To promote ‘subsidiarity’ internationally, we need to practice it nationally. Arguably our national policy framework has been moving in this direction over the last two decades, when many central government decisions were devolved to individuals, who are the lowest level in the political hierarchy. There was a time in which governments of the right and the left accrued an extraordinary range of powers to themselves. But sometime in the post-war era – I identify it with the generation of the 1960s, but of course the movement was not exclusive to a single decade – there developed a scepticism towards (and indeed a fearfulness of) this concentration of political power and its associated conformity. Instead the desire has been to ‘let many flowers bloom’. New Zealand always had a high degree of social heterogeneity, but we pretended the country could be represented by a single simple dominant culture (of rugby, racing and beer). It was not just alternative lifestylers who challenged the hegemony: women did via the feminist revolution, as did Maori, not to mention individuals who desire to be different in what one wore, what one drank, what one listened too … I suspect the ‘Third Way’, stripped of its rhetoric, is more influenced by this 1960s’ favouring of devolution and individual autonomy, than by any other single doctrine.

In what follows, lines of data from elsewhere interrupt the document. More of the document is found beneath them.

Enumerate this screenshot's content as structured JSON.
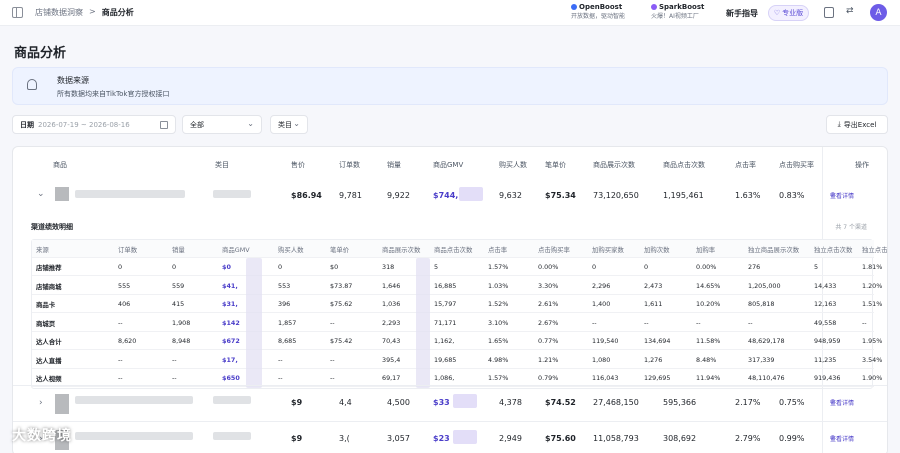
{
  "topbar": {
    "breadcrumbs": [
      "店铺数据洞察",
      ">",
      "商品分析"
    ],
    "openboost": {
      "name": "OpenBoost",
      "tag": "开放数据，驱动智能"
    },
    "sparkboost": {
      "name": "SparkBoost",
      "tag": "火爆！AI视频工厂"
    },
    "guide": "新手指导",
    "pro": "专业版",
    "avatar": "A"
  },
  "page": {
    "title": "商品分析"
  },
  "notice": {
    "title": "数据来源",
    "text": "所有数据均来自TikTok官方授权接口"
  },
  "filters": {
    "date_label": "日期",
    "date_range": "2026-07-19 ~ 2026-08-16",
    "scope": "全部",
    "category": "类目",
    "export": "导出Excel"
  },
  "table": {
    "columns": [
      "商品",
      "类目",
      "售价",
      "订单数",
      "销量",
      "商品GMV",
      "购买人数",
      "笔单价",
      "商品展示次数",
      "商品点击次数",
      "点击率",
      "点击购买率",
      "操作"
    ],
    "detail_label": "查看详情",
    "rows": [
      {
        "price": "$86.94",
        "orders": "9,781",
        "sales": "9,922",
        "gmv": "$744,",
        "buyers": "9,632",
        "aov": "$75.34",
        "impr": "73,120,650",
        "clicks": "1,195,461",
        "ctr": "1.63%",
        "cvr": "0.83%"
      },
      {
        "price": "$9",
        "orders": "4,4",
        "sales": "4,500",
        "gmv": "$33",
        "buyers": "4,378",
        "aov": "$74.52",
        "impr": "27,468,150",
        "clicks": "595,366",
        "ctr": "2.17%",
        "cvr": "0.75%"
      },
      {
        "price": "$9",
        "orders": "3,(",
        "sales": "3,057",
        "gmv": "$23",
        "buyers": "2,949",
        "aov": "$75.60",
        "impr": "11,058,793",
        "clicks": "308,692",
        "ctr": "2.79%",
        "cvr": "0.99%"
      }
    ]
  },
  "channel": {
    "title": "渠道绩效明细",
    "count": "共 7 个渠道",
    "columns": [
      "来源",
      "订单数",
      "销量",
      "商品GMV",
      "购买人数",
      "笔单价",
      "商品展示次数",
      "商品点击次数",
      "点击率",
      "点击购买率",
      "加购买家数",
      "加购次数",
      "加购率",
      "独立商品展示次数",
      "独立点击次数",
      "独立点击"
    ],
    "rows": [
      [
        "店铺推荐",
        "0",
        "0",
        "$0",
        "0",
        "$0",
        "318",
        "5",
        "1.57%",
        "0.00%",
        "0",
        "0",
        "0.00%",
        "276",
        "5",
        "1.81%"
      ],
      [
        "店铺商城",
        "555",
        "559",
        "$41,",
        "553",
        "$73.87",
        "1,646",
        "16,885",
        "1.03%",
        "3.30%",
        "2,296",
        "2,473",
        "14.65%",
        "1,205,000",
        "14,433",
        "1.20%"
      ],
      [
        "商品卡",
        "406",
        "415",
        "$31,",
        "396",
        "$75.62",
        "1,036",
        "15,797",
        "1.52%",
        "2.61%",
        "1,400",
        "1,611",
        "10.20%",
        "805,818",
        "12,163",
        "1.51%"
      ],
      [
        "商城页",
        "--",
        "1,908",
        "$142",
        "1,857",
        "--",
        "2,293",
        "71,171",
        "3.10%",
        "2.67%",
        "--",
        "--",
        "--",
        "--",
        "49,558",
        "--"
      ],
      [
        "达人合计",
        "8,620",
        "8,948",
        "$672",
        "8,685",
        "$75.42",
        "70,43",
        "1,162,",
        "1.65%",
        "0.77%",
        "119,540",
        "134,694",
        "11.58%",
        "48,629,178",
        "948,959",
        "1.95%"
      ],
      [
        "达人直播",
        "--",
        "--",
        "$17,",
        "--",
        "--",
        "395,4",
        "19,685",
        "4.98%",
        "1.21%",
        "1,080",
        "1,276",
        "8.48%",
        "317,339",
        "11,235",
        "3.54%"
      ],
      [
        "达人视频",
        "--",
        "--",
        "$650",
        "--",
        "--",
        "69,17",
        "1,086,",
        "1.57%",
        "0.79%",
        "116,043",
        "129,695",
        "11.94%",
        "48,110,476",
        "919,436",
        "1.90%"
      ]
    ]
  },
  "watermark": "大数跨境"
}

Sometimes it is not possible to devolve to the individual, but subsidiarity says that collective decisions should be left as low as possible too. Thus the ‘Tomorrows Schools’ reforms aimed to give parents and teachers greater control over the education system, and the Ministry of Education in Wellington less. (It did not quite work out as hoped, but that is another column.) This government has moved on and is now addressing the issue of subsidiarity in local government, although its consultation document “Review of The Local Government Act” does not explicitly use the term. By offering local authorities more autonomy, the proposal makes a major break in the long tradition starting in 1876 of central government bullying local government. (While notions of devolving power are in the political winds, the two key ministers Prime Minister Helen Clark and Local Government Minister Sandra Lee, both come from Auckland City. Any sane national politician would want the Aucklanders to largely sort out their problems themselves.)

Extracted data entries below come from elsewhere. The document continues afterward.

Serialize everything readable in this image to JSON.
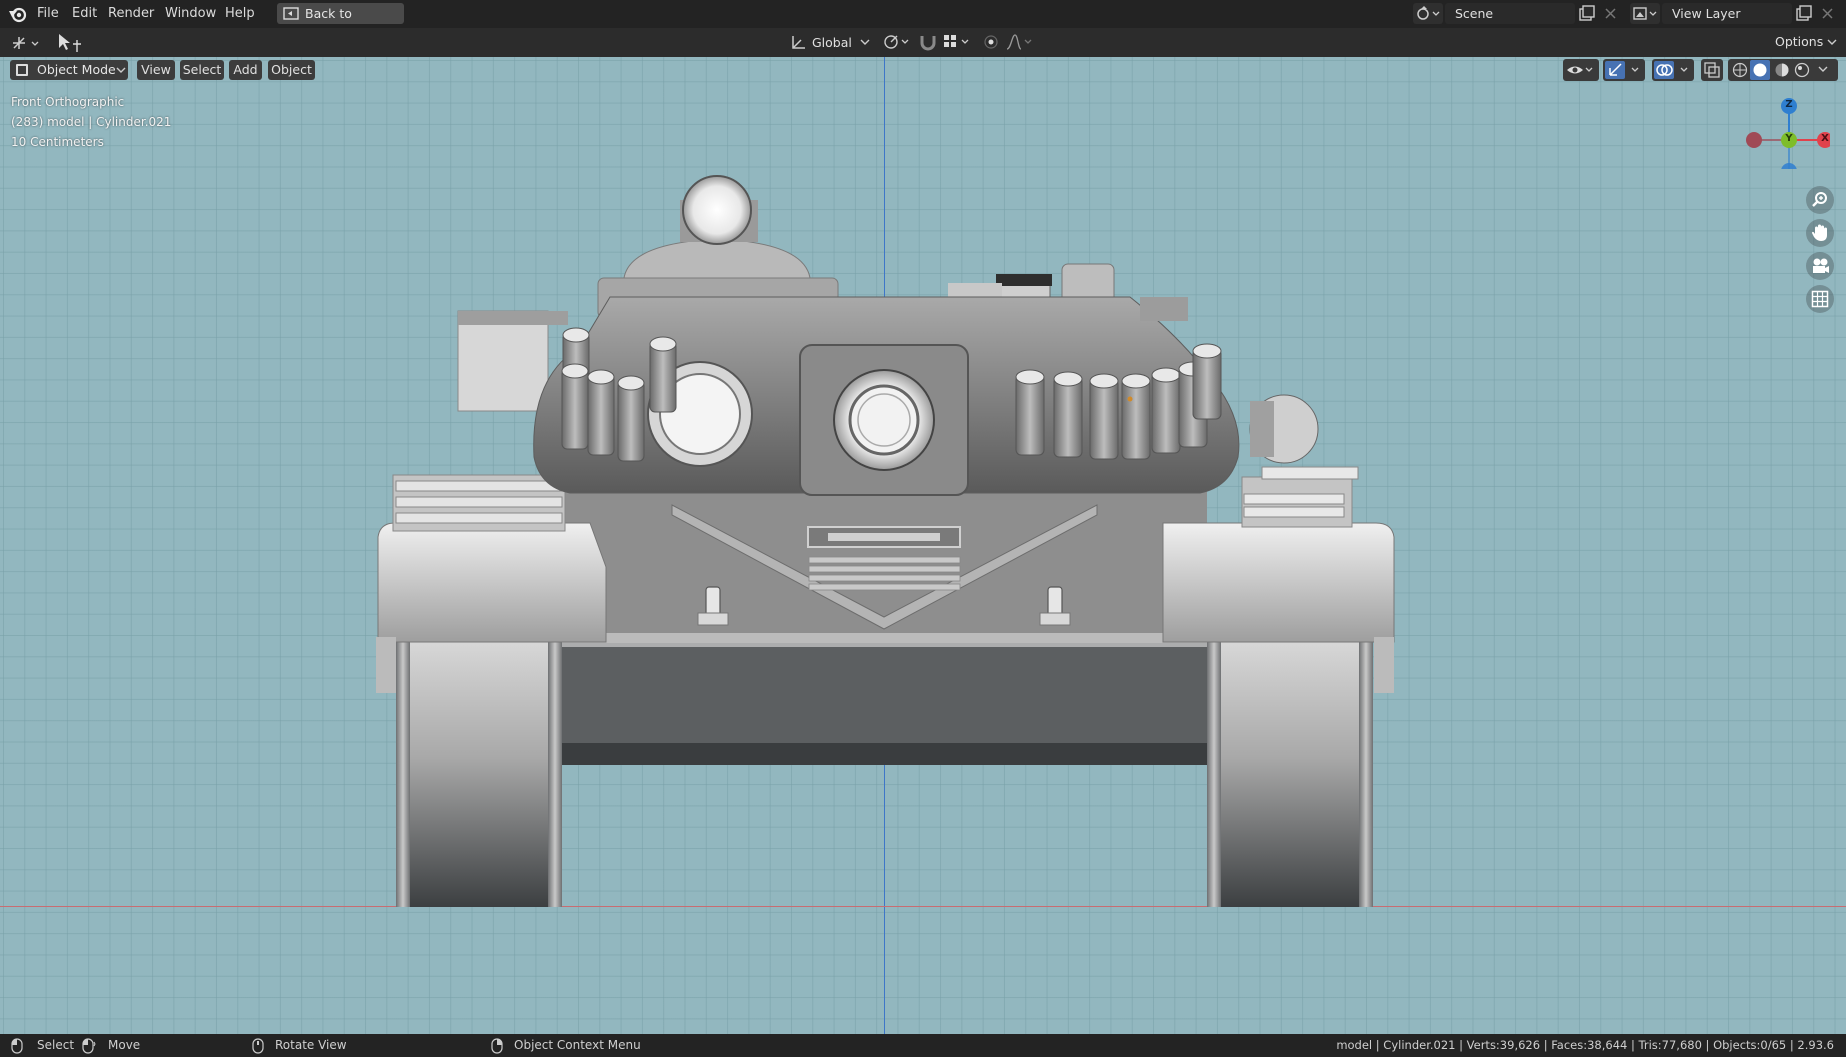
{
  "menubar": {
    "items": [
      "File",
      "Edit",
      "Render",
      "Window",
      "Help"
    ],
    "back_button": "Back to Previous",
    "scene_label": "Scene",
    "view_layer_label": "View Layer"
  },
  "header": {
    "transform_orientation": "Global",
    "options_label": "Options",
    "mode": "Object Mode",
    "menus": [
      "View",
      "Select",
      "Add",
      "Object"
    ]
  },
  "viewport": {
    "view_name": "Front Orthographic",
    "object_info": "(283) model | Cylinder.021",
    "scale_info": "10 Centimeters",
    "gizmo_axes": {
      "z": "Z",
      "y": "Y",
      "x": "X"
    },
    "colors": {
      "background": "#92b7bf",
      "z_axis": "#2f7fd0",
      "y_axis": "#7ebd2a",
      "x_axis": "#e0424c",
      "neg_x": "#a04a56"
    }
  },
  "statusbar": {
    "select": "Select",
    "move": "Move",
    "rotate": "Rotate View",
    "context": "Object Context Menu",
    "stats": "model | Cylinder.021 | Verts:39,626 | Faces:38,644 | Tris:77,680 | Objects:0/65 | 2.93.6"
  }
}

To make the local body system work properly we need two further major changes. First, a collective entity (or an individual for that matter) has little autonomy or choice without sufficient income. The question of supplementary funding sources additional to rates has sat in the too-hard basket for years. The gravest weakness in the discussion document is it is hardly addresses funding.
Second, is the election of our representatives. We still use first-past-the-post (FPP) which only makes sense if there are two candidates. Today there are usually many candidates and the electoral outcome is nearly arbitrary. In my city the local mayor is likely to be elected with about one third of the voters, with the remainder scattered among 16 other candidates. (Additionally, the voter turnout is likely to be only about half). It is not fair to a new mayor to take up the position without any genuine moral authority to lead the municipality. Subsidiarity is about effective democracy. So should be local government.
There is a proposal before parliament to allow local authorities to switch from FPP to the proportional representation method of single-transferable-vote. (MMP is usually inappropriate because most local authorities dont have – and perhaps they should not have – well formed parties.) The legislation is a good example of subsidiarity, since it is permissive rather than directive. Local bodies could stay with FPP if their voters wished. Sadly, petty politicking seems to have put the reform on hold.
This week we vote for the politicians who will not only govern our local areas (and hospitals) but who will influence the local government reform, and thus the degree of subsidiarity in New Zealand. Let’s have more of it.